昭和・平成の途中までは、少なくとも大都市部では専業主婦になる女性が大変多かったから、どうしても「選ばれる」という姿勢をとる女性も多くいた。だけど、今は子供がいる女性でも7割が働くようになっているし、令和時代は恐らくこの割合がさらに増える。つまり、子供がいようがいまいが女性も生涯働き稼ぐ時代になりつつあるから、極論すると経済的に男性に依存する必要がない。必ずしも男性に「選ばれる」必要はなく、自分たちも「選ぶ」側でい続けられるようになった、というのが社会背景としてあるんだろうね。
でも、男子も女子も両方とも選ぶ側に回ったというのは、選んで恋愛が成就した人は幸福度がかつてより高いかもしれないけれど、それだけ恋愛における妥協も減っているだろうから、恋愛が成就しない確率が大幅に上がっているのは当然のことだよね。
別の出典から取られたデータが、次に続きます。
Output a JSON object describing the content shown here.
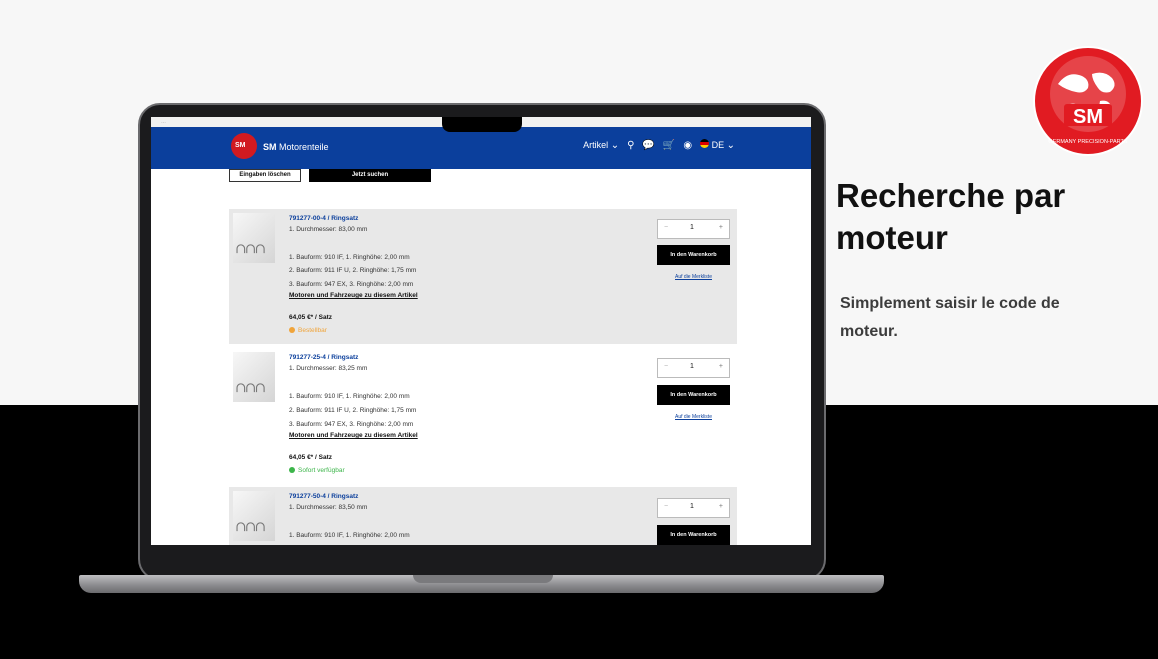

【Dくん】ツイッターで自分のファッションの写真を上げている女性に対して、「男はこんな服好きじゃない」などのリプライをしている男性に対して、「お前のために服を着ているわけじゃない」と一喝している女性をよく見かけます。このように「自分は自分だ」と自由に表現し、自分のことを優先する強い女性が増えており、これも恋愛離れの一因になっているのだと思います。
恋愛離れの理由4 「男女の友情」が成り立つ世代
【Aさん】出会った男子全員に対して男友達のように接してしまうと話しましたが、彼女がいる男性と2人で食事に行くことも多いです。ただし、もちろん、相手の彼女に一緒に行くことを断った上でのことが多いですが。
【原田】今の若者たちを見ていると、完全に「男女の友情」が成り立つようになっている。僕の若かった時は、「男女の友情」なんて絶対に信じないという人も多かったし、今は異性の友達であっても、ほんの数%でも恋愛に発展する可能性がある相手でないと2人で出かけない、なんて人もたくさんいたと思います。だから、2人で出かけるってこと自体が、恋愛にとっては大きな一歩だったわけです。
でも、今は恋愛感情を抱いていてもいなくても2人で出かけるので、恋愛経験の少ない人にとっては、恋愛か友情かの見分けをつけるのが本当に難しくなっているかもしれないね。
数年前に、自民党の今井絵理子参院議員が、当時、妻子のあった橋本健元市議と「略奪不倫」をしていると週刊誌に報じられた時に、一緒にホテルに入ったことは認めたものの、「一線を越えていない」という名言を残したことがありました。それに対し、マスコミも多くの中高年も「そんなはずあるかい! なんちゅー言い訳じゃ!」と総ツッコミを入れたわけですが、当時の学生たちから「えっ? 一緒にホテルに行ったからって、一線を越えたとは限らなくないですか?」という意見がかなり多く出てきたのに驚いたことがあります。
今井さんの白黒の真偽はさておき、若者たちの感覚では本当に「男女の友情」が成り立つと考えるようになっている人は増えているよね。
また、昔は異性と接するのが苦手な人が、恋人ができないケースが多かったけど、今は必ずしもそうではなくなってきている。異性と接するのが得意だし、事実、日々たくさん異性と接しているのに、なかなか恋人ができない、という人も増えている。
男女の友情が成り立ち過ぎると、恋愛への一歩が分からなくなる、ということなんだろうか。
【Aさん】男子と2人で出かけて、遊んでいる最中に「俺、あの子のこと好きなんだよね」って恋愛相談を受けることもあります。ちなみに、そういう時の食事は完全に割り勘です。
【原田】恋愛相談をするために呼び出されて会うわけじゃなく、ただ男女が友達として遊んでいるときにたまたま恋愛相談される、というシーンが今っぽい。
しかし、男女の友情が成り立ち過ぎると、食事の支払いも割り勘が多くなるから、奢ってもらうことも多かった昔と比べると女性にとっては損なケースが増えているかもしれないね。